Daqui se retira, por um lado, que todas as operações cujos registos informáticos foram adulterados pelo arguido se reportam a datas do ano de 2003; por outro, necessariamente, que as operações referentes a 2004 não foram objecto de tal tipo de actuação.
Desta forma seria perfeitamente possível que as adulterações tivessem sido efectuadas “em datas não apuradas do ano de 2003”.

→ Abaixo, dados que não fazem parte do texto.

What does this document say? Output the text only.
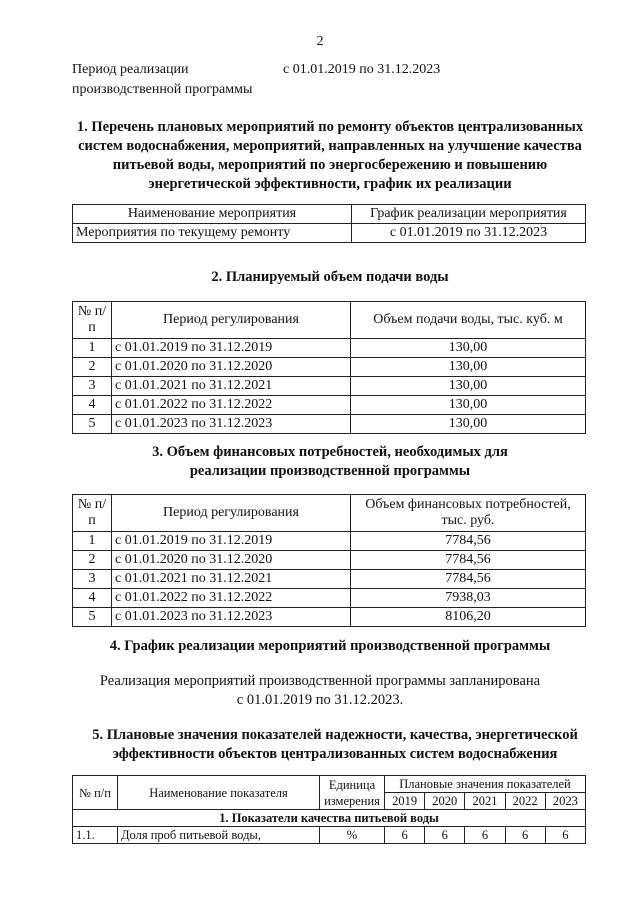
2
Период реализации
производственной программы
с 01.01.2019 по 31.12.2023
1. Перечень плановых мероприятий по ремонту объектов централизованных систем водоснабжения, мероприятий, направленных на улучшение качества питьевой воды, мероприятий по энергосбережению и повышению энергетической эффективности, график их реализации
Наименование мероприятия	График реализации мероприятия
Мероприятия по текущему ремонту	с 01.01.2019 по 31.12.2023
2. Планируемый объем подачи воды
№ п/п	Период регулирования	Объем подачи воды, тыс. куб. м
1	с 01.01.2019 по 31.12.2019	130,00
2	с 01.01.2020 по 31.12.2020	130,00
3	с 01.01.2021 по 31.12.2021	130,00
4	с 01.01.2022 по 31.12.2022	130,00
5	с 01.01.2023 по 31.12.2023	130,00
3. Объем финансовых потребностей, необходимых для реализации производственной программы
№ п/п	Период регулирования	Объем финансовых потребностей, тыс. руб.
1	с 01.01.2019 по 31.12.2019	7784,56
2	с 01.01.2020 по 31.12.2020	7784,56
3	с 01.01.2021 по 31.12.2021	7784,56
4	с 01.01.2022 по 31.12.2022	7938,03
5	с 01.01.2023 по 31.12.2023	8106,20
4. График реализации мероприятий производственной программы
Реализация мероприятий производственной программы запланирована
с 01.01.2019 по 31.12.2023.
5. Плановые значения показателей надежности, качества, энергетической эффективности объектов централизованных систем водоснабжения
№ п/п	Наименование показателя	Единица измерения	Плановые значения показателей				
			2019	2020	2021	2022	2023
1. Показатели качества питьевой воды							
1.1.	Доля проб питьевой воды,	%	6	6	6	6	6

No entanto, o texto da decisão recorrida evidencia uma contradição no que concerne à data em que o arguido efectuou as adulterações em causa. De facto, pese embora o que se fez constar do aludido ponto 28., na motivação de facto referiu-se que, no tocante à materialidade fáctica descrita nos pontos 28. a 34., o Tribunal se estribou “essencialmente nas declarações do arguido que confessou tudo o que se deixou dado como provado naqueles números do ponto II.” e que “O arguido declarou, no entanto - no que não foi contrariado por nenhuma outra prova (testemunhal ou documental) -, que as adulterações ali plasmadas foram efectuadas em momentos posteriores aos das apropriações que ficaram referenciadas nos nºs 2) a 27)”. Mais adiante, no enquadramento jurídico-penal, na análise do crime de burla informática que vinha imputado ao arguido, fez-se constar que “O prejuízo patrimonial sofrido pelo Município assistente não foi causado pelas adulterações/viciações ali relatadas e o arguido, ao realizá-las, não visou obter enriquecimento ilegítimo [este já tinha ocorrido com as apropriações descritas em 2) a 26)] tendo agido apenas com o propósito indicado em 38).”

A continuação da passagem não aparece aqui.